Susan never took her eyes off the King and Ace which she still held. She was fascinated. She had even forgotten about her new bonnet. She said in a dreamy, half-conscious sort of way,—
“I believe it must be in the playing the wickedness is. I would like to see what it is. Will you show me—so that I may avoid it?”
Never in her life did Mrs. Gillison comply more willingly with a request.
“Of course, my dear, of course. Sit down opposite me there. Pick ’em all up. That’s right. Now hand ’em to me. This is the way we shuffle. D’ye see? And that’s the way we cut. There’s no harm in that, is there? Now run an’ fetch the cribbage board off my chest of drawers. It’s a long board with ivory in it, an’ a lot of little holes at the side. Run along.”

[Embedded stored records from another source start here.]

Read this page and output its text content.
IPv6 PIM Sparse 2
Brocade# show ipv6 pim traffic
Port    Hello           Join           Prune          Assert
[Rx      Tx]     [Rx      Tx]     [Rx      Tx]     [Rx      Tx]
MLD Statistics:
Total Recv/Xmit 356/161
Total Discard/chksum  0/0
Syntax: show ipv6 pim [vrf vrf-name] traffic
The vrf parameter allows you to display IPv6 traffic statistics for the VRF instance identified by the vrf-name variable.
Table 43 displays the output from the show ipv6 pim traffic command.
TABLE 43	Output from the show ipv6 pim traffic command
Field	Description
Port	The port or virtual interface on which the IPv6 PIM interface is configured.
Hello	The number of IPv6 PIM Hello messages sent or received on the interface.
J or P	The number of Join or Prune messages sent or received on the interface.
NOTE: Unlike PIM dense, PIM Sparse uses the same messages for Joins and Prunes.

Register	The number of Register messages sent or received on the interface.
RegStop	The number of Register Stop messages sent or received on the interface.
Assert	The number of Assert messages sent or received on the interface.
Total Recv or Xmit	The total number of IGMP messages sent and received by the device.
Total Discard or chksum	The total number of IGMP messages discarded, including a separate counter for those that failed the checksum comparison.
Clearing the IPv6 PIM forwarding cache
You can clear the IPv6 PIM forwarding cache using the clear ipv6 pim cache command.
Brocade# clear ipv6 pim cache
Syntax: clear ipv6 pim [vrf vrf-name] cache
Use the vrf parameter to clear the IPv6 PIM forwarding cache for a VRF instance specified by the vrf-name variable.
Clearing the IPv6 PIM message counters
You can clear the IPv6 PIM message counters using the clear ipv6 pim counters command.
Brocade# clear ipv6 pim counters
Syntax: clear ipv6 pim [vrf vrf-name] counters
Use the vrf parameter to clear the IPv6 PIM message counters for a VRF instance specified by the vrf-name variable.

In another half hour Susan had begun to master the intricacies of the game, and was pegging away with an ardour which astonished even Mrs. Gillison, who was delighted at this new departure. The last words she said to herself as she turned into bed were,—
“What a treasure that girl is to be sure!”
Strange to relate the following evening found Mrs. Gillison and Susan Copeland sitting at the same table with the same cribbage board between them, evincing the same determined interest in the game. Susan had quite made up her mind that she had not yet arrived at the sinful phase of card playing.
“I suppose,” she ventured on this occasion, “that the sin of it is when you play for money.”
“I don’t see no sin in playin’ for money. Me an’ my husband always played sixpence a game.”
“Suppose—suppose,” said Susan, doubtfully, “that we try—just to see.”